The present study has shown that it is possible to construct a multiple-choice examination paper, which tests those cognitive skills for which the MEQ is supposedly the instrument of choice. These observations raises the question of why it is necessary to have MEQs at all, but the potential dangers of replacing MEQs with MCQs must be considered.
It is generally thought that MCQs focus on knowledge recall and MEQs test the higher cognitive skills. When the content of both assessments is matched the MCQ will correlate well with the MEQ and the former can accurately predict clinical performance [2]. This undoubtedly relies upon a well-written MCQ designed to measure more than knowledge recall.
A good MCQ is difficult to write. Many will contain item writing flaws and most will do no more than test factual recall. Our study has shown that this does not necessarily have to be the case, but it cannot be assumed that anyone can write a quality MCQ unaided and without peer review.
If MCQs are to be used to replace MEQs or similar open-ended format, the issue of cueing must be considered. The effect of cueing is usually positive and can lead to a higher mean score [17]. Conventional MCQs have a cueing effect which has been reported as giving an 11-point advantage compared with open-ended questions. It has been shown that if open-ended questions do not add to the information gained from an MCQ, this difference in the mean score may not matter, particularly if it can lead to the use of a well structured MCQ testing a broad spectrum of material with an appropriate range of cognitive testing [18]. Grading could be adjusted to take into account the benefits of cueing.
Other options to improve the testing abilities of the MCQ type of format is to use extended matching questions and uncued questions [19]. These have been put forward as advances on the MCQ, but these test formats can be easily misused with the result that they may end up focusing only on knowledge recall [4, 19, 20].
The criticisms levelled at MCQs are more a judgement of poor construction [11, 21] and the present study suggests that a similar criticism should be levelled at MEQs. We would go further, and suggest that assessment with well-written MCQs has more value (in terms of broad sampling of a curriculum and statistical validity of the test instrument) than a casually produced MEQ assessment. This is not suggest that MEQs should never be used, as they do have the capability to measure higher cognitive skills effectively [5], and there is evidence to suggest that MEQs do measure some facets of problem solving that an MCQ might not [7].
The measurement of problem-solving skills is important in medicine.

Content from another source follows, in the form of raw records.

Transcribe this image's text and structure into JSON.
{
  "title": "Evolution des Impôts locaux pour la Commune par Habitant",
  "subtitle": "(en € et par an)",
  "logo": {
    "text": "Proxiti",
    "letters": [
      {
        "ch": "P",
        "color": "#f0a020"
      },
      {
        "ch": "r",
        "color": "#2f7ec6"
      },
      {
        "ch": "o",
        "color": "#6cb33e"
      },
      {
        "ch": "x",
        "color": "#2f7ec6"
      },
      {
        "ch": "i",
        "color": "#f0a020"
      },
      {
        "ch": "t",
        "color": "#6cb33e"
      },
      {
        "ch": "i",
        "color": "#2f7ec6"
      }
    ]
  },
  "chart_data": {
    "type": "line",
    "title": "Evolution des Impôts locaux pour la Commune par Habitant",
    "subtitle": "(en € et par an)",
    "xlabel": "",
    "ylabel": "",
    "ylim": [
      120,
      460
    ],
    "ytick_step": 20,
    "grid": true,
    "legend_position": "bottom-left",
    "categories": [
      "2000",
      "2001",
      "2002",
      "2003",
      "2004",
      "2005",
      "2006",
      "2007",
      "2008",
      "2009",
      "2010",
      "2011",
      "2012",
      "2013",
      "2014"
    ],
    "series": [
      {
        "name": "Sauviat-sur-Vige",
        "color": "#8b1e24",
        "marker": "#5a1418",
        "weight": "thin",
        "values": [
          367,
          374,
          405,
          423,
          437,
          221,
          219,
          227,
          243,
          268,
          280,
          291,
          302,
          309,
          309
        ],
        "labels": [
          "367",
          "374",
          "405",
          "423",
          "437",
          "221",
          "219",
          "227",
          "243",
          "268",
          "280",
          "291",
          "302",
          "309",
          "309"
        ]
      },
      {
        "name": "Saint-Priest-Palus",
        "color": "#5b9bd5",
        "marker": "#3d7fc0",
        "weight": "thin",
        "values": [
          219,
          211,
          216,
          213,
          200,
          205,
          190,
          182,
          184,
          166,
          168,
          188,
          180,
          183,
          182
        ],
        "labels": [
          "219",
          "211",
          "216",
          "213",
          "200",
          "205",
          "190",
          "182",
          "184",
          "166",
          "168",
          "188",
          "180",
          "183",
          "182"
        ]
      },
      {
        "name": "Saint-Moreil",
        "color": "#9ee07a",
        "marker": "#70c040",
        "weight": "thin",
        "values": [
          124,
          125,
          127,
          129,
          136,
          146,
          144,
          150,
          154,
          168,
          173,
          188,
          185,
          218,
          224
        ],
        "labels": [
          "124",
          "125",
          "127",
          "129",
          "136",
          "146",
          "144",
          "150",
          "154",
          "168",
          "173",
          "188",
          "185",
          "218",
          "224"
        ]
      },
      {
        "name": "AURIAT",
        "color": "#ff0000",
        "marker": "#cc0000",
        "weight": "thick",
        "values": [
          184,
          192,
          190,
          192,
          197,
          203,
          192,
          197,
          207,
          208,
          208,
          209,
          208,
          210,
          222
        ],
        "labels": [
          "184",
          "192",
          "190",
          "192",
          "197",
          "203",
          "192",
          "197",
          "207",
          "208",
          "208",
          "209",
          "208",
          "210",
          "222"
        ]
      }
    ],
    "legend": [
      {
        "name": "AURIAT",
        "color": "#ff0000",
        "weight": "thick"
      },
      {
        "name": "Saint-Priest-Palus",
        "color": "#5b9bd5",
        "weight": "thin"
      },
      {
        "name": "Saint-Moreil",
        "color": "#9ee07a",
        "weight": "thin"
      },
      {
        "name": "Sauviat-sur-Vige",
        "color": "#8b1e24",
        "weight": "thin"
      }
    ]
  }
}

MEQs seem ideally suited for this process, but it is possible to use a combination of MEQs and MCQs in a sequential problem solving process, where the ability to solve problems can be separated to some extent from the ability to retain facts [22]. The computer may be the ideal format for this, and there are examples of problem solving exercises using the electronic format readily available [23].
When designing an assessment, which may consist of MCQs or MEQs, it is important to recognise the potential strengths of both formats. This study has shown that if an MEQ is going to be used to assess higher order cognitive skills, there needs to be a process in place where adequate instruction is given to the MEQ authors. If this instruction is not available, and the authors can construct high quality MCQs, the assessment may be better served by containing more MCQs than MEQs. The reduced effort in marking such an assessment would be of benefit to faculties struggling with limited resources.